Als er Liszt-Konzerte unter Papa Jean-Jacques Kantorows Leitung für BIS spielte, hatte ich das Gefühl, der Vater sollte seinen Sohn Alexandre besser in die freie Wildbahn lassen. Jetzt ist der da angekommen. Und ich sage Wow! In der Agosti-Transkription von Stravinskys ‘L’Oiseau de Feu’ (Danse infernale, Berceuse, Finale) erklingt ein pianistisches Feuerwerk ohnegleichen. Es ist nicht nur die Fingerfertigkeit, die fasziniert, sondern die Klangkunst. Ob der Vielfältigkeit und Transparenz dessen, was man hört, drängt sich die Frage auf: Spielt der Mann wirklich allein? Nicht einmal in Achilleas Wastors vierhändiger Fassung kommt ein solcher Klangreichtum zustande.
Doch zunächst einmal zeigt Kantorow, dass er nicht ein reiner Virtuose ist, sondern auch ein Musiker, der Musik empfinden und gestalten kann. Rachmaninovs Erste Klaviersonate op. 28, die zwischen 1907 und 1908 komponiert wurde, ist fast 40 Minuten lang und verlangt vom Interpreten strukturelles Denken, Erfahrung im Umgang mit einem Programm – Rachmaninov hat hier Goethes ‘Faust’ ins Spiel gebracht – und in diesem besonderen Fall mit der Unterscheidung von Motiven, weil Rachmaninov ja « drei gegensätzliche Charaktere » beschreibt, Faust, Mephisto und Gretchen. Der erste Satz befasst sich mit Faust, und Kantorow setzt das Grüblerische, das Zwiespältige genauso packend um wie die Thematisierung von Auerbachs Keller und der Hexenküche. Im langsamen Gretchen-Satz kommt viel genuine Poesie mit größter Natürlichkeit zum Ausdruck, ohne Süße und Pathos. Der Mephisto-Satz ist voller Kontraste und Dramatik, rhythmisch ungemein faszinierend gestaltet, weil der Pianist nicht auf effekthascherische Virtuosität setzt, sondern wunderbar differenziert und so den Satz musikalisch reicher werden lässt als man ihn schon oft gehört hat.
Auch Tchaikovskys ‘Méditation’ und ‘Passé lointain’ zeigen die Klang- und Gestaltungskunst des zwanzigjährigen Pianisten.
Und damit ist es dann auch schon klargeworden: Kantorow ist kein gnadenloser Techniker, sondern ein Pianist, der sich am Klavier in die Musik vertieft und sie mit ebenso viel Spontaneität wie Empfinden spielt.
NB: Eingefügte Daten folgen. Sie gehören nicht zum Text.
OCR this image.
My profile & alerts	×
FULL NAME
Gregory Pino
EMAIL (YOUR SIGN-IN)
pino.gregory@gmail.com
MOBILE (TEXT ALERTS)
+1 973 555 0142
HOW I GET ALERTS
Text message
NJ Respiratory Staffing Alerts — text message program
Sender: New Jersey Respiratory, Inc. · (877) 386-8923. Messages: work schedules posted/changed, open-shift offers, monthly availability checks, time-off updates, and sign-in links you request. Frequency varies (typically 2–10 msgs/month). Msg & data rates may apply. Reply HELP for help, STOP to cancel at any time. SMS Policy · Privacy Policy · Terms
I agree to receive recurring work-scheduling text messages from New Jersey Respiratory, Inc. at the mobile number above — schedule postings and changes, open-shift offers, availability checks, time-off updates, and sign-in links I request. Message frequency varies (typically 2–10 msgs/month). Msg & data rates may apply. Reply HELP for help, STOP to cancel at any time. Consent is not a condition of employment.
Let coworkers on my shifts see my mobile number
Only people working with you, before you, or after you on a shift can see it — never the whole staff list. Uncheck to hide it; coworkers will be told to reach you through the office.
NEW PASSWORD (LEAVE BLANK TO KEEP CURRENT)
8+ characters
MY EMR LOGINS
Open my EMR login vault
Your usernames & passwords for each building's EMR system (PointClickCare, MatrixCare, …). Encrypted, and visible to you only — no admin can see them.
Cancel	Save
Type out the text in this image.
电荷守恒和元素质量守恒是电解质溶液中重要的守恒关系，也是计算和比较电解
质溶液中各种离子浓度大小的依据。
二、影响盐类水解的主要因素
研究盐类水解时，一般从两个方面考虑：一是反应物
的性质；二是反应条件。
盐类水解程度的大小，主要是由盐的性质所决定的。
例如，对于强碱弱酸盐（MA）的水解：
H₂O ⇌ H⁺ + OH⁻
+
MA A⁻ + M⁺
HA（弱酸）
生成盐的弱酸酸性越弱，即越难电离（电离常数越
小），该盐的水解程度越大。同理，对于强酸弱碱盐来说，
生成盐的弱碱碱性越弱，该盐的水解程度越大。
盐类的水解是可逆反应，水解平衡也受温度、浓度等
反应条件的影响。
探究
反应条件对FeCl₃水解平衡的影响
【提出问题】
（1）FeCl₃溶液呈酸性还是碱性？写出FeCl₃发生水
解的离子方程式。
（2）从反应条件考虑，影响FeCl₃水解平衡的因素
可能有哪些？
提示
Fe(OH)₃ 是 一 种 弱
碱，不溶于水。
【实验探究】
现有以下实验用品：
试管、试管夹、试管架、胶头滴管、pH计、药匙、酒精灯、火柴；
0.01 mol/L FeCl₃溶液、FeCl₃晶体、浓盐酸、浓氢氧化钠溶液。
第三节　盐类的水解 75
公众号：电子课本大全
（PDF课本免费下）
Er ist ein Pianist, der jenseits des Technischen die Musik gefunden hat.
Tchaikovskys ‘Scherzo à la russe’ zeigt ebenfalls die schon fast als genial zu bezeichnete Farbenkunst Kantorows, und getoppt wird das dann noch im Balakirevs ‘Islamey’, einem Stück, das viele Pianisten zum puren Showstück verkommen lassen, weil sie einfach nur ‘draufhauen’. Kantorow interessiert sich aber für den Untertitel ‘Eine Orientalische Fantasie’ und spielt die Komposition entsprechend farbig, quirlig und differenziert. So kommen Stimmungen zum Ausdruck, wie sie nur wenige Pianisten erzielt haben, und das ganze Stück durchzieht ein Wechsel zwischen Spannung und Entspannung, zwischen funkelnd frenetischem Notenfeuerwerk und fein dosierten Klangdüften. Das ist eine Interpretation mit unbändigem Spieltrieb und der Lust am Fantastischen.